Veremez. Niye versin ki... Bugün Ar-Ge yarın icat... Böyle bir
dünya yok... Başarı, yılların ardından gelir. İşin sırrı,
sürdürülebilirlikte...
Men sabere; zafere... Zafer sabredebilenindir.
Oysa bizdeki Ar-Ge'lere bakıyoruz, çoğu sabırsız girişimci yüzünden
çöpe gidiyor.
Farklı olandan KORKU, bize benzemeyenden NEFRET, rakiple düello
yerine PUSU, akıl yerine KURNAZLIK, sabır yerine TELAŞ, merak
yerine BİAT, bilgi yerine KANAAT ve özgün yerine TAKLİT...
Zaten kültürel kodlarımız yüzünden yenileşim (inovasyon)
süreçlerinde sıkıntımız varken, eski köye yeni adet getireni hoş
karşılamazken buna bir de girişimcisinin sabırsızlığını
eklediğimizde, yarının dünyasındaki yerimiz riske girebilir.
Yılda 6.5 milyar $'ı Ar-Ge'ye harcıyorduk, son bütçede bu rakam 4.5
milyar liraya iniverdi. Oysa hedefimiz bu harcamayı milli gelirin
%3'üne taşımaktı.
Ancak sürekli işaret ettiğim, bizler neden "AR'aştırıyor fakat
GE'liştiremiyoruz?" sorusuna getirdiğim güncel cevap, iğneyi
kendimize batırmak olacaktır.
Girişimci "başarılı şirketler yanılıyor olamaz" diyerek Ar-Ge'ye
kaynak ayırma kararı alıyor. Ekipler kuruluyor, faaliyet başlıyor.
Devletin teşvikleri de zaten iştah açıcı. Treni kaçırma riski de
var ve Türk gibi işe başlıyoruz.
Fakat sorun henüz 6 ay geçmeden girişimcinin vızıldamaya
başlaması:
"Nasıl gidiyor bizim Ar-Ge?
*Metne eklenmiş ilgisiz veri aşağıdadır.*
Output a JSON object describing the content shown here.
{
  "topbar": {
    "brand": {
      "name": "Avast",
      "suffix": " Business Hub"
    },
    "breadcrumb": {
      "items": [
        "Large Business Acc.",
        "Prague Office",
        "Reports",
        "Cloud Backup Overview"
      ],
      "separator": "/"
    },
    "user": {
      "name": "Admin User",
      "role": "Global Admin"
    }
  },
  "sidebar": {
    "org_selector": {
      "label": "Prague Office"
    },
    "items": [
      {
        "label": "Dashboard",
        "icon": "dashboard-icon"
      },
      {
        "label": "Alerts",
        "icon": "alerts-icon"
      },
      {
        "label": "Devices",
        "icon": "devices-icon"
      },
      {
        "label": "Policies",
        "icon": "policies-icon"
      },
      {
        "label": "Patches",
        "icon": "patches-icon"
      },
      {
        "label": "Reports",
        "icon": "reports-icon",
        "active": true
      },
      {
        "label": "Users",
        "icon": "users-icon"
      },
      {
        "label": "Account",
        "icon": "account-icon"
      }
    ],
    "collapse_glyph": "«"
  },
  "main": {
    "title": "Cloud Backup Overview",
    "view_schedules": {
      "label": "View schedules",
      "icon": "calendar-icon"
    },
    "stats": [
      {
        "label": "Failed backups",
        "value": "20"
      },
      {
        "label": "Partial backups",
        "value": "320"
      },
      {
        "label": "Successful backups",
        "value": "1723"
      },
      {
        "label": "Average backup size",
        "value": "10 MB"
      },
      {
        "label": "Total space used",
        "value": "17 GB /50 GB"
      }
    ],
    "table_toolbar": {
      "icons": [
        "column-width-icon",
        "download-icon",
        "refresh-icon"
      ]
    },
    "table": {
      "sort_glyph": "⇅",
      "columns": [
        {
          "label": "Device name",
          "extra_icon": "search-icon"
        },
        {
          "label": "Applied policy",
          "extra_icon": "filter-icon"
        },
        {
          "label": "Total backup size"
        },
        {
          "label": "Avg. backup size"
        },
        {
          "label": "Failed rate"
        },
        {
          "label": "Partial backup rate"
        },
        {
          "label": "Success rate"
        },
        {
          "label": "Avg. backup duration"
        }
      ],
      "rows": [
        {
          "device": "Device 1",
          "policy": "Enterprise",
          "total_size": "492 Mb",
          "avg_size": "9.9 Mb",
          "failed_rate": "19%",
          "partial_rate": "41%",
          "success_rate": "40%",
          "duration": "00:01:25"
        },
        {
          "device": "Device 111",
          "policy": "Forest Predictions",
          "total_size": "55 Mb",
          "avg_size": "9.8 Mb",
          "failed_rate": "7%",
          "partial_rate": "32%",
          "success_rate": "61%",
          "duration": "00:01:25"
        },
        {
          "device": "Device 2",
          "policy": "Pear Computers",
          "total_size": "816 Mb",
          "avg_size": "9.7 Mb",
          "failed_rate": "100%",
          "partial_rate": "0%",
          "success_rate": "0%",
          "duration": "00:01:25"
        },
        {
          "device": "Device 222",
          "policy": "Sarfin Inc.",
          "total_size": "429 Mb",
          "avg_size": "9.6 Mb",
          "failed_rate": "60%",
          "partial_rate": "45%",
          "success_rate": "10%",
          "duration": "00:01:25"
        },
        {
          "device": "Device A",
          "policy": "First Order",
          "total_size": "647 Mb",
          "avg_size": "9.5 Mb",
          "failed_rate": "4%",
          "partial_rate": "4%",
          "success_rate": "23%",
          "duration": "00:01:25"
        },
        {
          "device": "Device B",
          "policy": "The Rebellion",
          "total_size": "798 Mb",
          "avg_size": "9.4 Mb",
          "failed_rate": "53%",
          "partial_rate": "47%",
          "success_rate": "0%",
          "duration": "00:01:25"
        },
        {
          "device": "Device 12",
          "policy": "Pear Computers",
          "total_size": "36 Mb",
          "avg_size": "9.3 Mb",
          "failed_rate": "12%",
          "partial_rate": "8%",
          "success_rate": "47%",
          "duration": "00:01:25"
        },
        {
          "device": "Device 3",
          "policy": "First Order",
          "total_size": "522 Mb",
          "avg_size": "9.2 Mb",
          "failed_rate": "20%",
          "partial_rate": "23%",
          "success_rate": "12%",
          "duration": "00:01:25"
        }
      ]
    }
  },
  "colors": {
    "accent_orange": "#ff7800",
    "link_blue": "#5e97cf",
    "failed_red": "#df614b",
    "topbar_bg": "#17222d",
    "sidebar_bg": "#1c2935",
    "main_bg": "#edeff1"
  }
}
Henüz bir icat çıkaramadınız mı?"
Yetmiyor.
9'uncu ayda Ar-Ge bütçesinden tırtıklamalar başlıyor, ya fotokopi
paraları veya bilimsel kaynak, cihaz alımları yavaşlıyor.
Derken yılsonu geliyor ve yeni yılın bütçesindeki Ar-Ge payı
azalıveriyor, insan kaynağı budanıyor, araştırmacıların hevesi
kırılıyor. Tuhaftır, her 100 projenin 80'i, bir sonraki yılı
göremiyor bile.
Oysa Ar-Ge sabır işidir. Zeytin ağacını dikiyorsun, yıllar sonra
dibine döküyor.
Eşin bile çocuğu 9 ayda doğururken bizim sabırsız girişimcilerimiz
"icat çıkarılacak, çıkar!" zihin yapısıyla kendi işletmesine,
Ar-Ge'ye ayırdığı paraya, bu alanda çalışan insan kaynağına daha da
önemlisi Türkiye'nin yarınına zarar veriyor.